Un nouveau dans la ville de Georges Simenon
Et monte encore, l’air s’épaissit dans l’ambiance des années cinquante, raciste et xénophobe ou les truands faisaient encore régner la terreur.

Un roman dur qui tente d’installer une tension et la faire grossir…. parfois au risque d’utiliser quelques ficelles un peu grosses pour tenir les 200 pages

Le 69e roman dur de Simenon

Incipit (et peut-être un petit peu plus si entente)
Il se trouva installé dans la ville sans que personne l'eût vu arriver, et on en ressentit un malaise comparable à celui d'une famille qui apercevrait un inconnu dans un fauteuil de la salle commune sans que personne l'ait entendu entrer, ni que la porte se soit ouverte.

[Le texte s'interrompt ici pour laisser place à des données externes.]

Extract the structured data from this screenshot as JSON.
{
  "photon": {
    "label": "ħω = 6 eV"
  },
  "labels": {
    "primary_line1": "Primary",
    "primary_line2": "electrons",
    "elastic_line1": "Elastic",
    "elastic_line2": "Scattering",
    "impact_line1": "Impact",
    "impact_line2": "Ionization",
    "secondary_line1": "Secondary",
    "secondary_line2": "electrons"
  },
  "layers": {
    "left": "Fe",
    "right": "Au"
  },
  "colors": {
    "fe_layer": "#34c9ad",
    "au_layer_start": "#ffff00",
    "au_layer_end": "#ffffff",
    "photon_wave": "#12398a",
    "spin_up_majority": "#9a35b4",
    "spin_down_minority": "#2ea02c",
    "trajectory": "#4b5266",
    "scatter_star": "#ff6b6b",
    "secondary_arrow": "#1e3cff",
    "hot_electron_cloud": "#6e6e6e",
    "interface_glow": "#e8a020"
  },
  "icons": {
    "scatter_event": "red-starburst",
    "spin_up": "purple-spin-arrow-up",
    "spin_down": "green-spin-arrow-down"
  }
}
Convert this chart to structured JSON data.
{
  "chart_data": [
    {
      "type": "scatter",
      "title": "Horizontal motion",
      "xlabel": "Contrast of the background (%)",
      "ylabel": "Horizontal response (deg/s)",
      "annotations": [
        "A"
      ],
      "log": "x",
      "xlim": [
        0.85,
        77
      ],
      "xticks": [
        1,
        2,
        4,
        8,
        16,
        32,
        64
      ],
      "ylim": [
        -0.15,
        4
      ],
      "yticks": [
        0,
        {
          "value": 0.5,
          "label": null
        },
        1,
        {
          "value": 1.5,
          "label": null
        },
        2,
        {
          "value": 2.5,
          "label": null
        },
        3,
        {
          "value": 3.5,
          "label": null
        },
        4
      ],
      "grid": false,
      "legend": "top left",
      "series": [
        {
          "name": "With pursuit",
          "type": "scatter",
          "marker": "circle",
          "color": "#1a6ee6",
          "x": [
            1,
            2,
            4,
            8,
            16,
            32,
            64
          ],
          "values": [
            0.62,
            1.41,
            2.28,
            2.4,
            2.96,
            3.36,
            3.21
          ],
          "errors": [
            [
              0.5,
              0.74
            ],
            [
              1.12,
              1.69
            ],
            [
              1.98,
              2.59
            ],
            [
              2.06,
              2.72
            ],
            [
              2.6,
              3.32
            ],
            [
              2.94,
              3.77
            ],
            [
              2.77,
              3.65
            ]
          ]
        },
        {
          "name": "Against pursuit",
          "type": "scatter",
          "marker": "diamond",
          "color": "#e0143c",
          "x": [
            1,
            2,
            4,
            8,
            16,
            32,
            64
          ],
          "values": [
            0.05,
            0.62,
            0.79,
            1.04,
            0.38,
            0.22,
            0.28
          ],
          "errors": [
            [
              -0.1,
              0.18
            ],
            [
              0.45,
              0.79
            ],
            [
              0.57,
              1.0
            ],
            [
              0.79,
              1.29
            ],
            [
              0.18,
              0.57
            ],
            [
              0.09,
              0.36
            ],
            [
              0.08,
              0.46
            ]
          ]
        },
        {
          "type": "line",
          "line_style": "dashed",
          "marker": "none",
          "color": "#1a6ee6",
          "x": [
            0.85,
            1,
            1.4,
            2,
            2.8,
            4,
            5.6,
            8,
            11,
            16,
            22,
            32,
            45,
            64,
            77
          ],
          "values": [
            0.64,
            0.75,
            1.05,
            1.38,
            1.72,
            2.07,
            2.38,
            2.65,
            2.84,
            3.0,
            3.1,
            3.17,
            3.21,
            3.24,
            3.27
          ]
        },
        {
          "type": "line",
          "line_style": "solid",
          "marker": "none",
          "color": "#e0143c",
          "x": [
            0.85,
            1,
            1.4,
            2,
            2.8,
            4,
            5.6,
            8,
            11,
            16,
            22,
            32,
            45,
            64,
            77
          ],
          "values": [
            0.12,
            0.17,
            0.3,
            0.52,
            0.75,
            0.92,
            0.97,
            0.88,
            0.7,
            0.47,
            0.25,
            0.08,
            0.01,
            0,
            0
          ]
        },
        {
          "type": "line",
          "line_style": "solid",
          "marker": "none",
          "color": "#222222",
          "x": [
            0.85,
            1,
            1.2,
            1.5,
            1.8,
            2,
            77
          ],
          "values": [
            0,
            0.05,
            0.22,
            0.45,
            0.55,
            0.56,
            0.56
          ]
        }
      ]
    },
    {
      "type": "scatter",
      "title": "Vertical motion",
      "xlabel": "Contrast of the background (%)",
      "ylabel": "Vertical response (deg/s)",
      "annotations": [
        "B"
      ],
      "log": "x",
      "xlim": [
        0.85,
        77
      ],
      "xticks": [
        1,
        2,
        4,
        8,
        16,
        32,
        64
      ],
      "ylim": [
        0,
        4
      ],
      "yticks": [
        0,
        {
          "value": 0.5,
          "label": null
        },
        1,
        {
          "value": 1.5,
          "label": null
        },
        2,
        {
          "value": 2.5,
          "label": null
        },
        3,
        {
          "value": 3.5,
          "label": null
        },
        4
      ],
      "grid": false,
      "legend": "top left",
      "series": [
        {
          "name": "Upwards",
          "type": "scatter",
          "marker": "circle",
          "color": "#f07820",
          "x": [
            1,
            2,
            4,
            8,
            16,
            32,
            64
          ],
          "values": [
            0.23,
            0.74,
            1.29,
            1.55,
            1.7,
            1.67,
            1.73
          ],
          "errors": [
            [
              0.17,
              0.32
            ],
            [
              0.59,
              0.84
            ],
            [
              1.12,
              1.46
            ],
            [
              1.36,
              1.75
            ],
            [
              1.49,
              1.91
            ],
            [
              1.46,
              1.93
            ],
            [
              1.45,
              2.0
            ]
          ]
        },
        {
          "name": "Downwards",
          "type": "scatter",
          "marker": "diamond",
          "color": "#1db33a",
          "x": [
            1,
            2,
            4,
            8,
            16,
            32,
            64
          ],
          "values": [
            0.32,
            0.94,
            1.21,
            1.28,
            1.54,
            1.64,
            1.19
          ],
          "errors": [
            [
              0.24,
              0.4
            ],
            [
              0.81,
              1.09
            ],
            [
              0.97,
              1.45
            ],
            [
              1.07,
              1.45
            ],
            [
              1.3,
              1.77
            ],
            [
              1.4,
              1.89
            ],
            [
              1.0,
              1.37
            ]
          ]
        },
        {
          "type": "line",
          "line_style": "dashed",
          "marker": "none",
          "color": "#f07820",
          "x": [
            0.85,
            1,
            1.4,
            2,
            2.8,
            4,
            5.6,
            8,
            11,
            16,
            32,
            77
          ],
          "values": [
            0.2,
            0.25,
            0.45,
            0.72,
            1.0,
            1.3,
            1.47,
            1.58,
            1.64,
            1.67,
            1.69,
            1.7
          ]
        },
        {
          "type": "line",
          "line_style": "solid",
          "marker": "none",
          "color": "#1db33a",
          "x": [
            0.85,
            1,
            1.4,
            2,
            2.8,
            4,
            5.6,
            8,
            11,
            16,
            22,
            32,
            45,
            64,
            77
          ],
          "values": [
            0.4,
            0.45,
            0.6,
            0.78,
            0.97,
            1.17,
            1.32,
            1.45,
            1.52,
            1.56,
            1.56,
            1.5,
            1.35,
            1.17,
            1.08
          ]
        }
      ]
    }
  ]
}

4e de couv, résumé de l'éditeur ou trouvé ailleurs (pas de moi, donc)
Au début de l'hiver, dans une petite ville, débarque un inconnu, vêtu de façon anonyme, quelconque à tout point de vue. Malgré son apparence, Justin Ward possède une grosse liasse de billets qu'il porte toujours sur lui. Ce n'est pas son statut d'étranger à la région qui attire l'attention (la tannerie voisine emploie des immigrés), mais bien son extrême réserve : il vit une vie fort réglée, se conforme aux habitudes de la population ; il rachète même un café-billard, mais ne livre jamais rien de lui-même. Il semble être sans passé, sans pensée et sans ombre. Mais sa seule présence a pour effet de faire naître l'hostilité.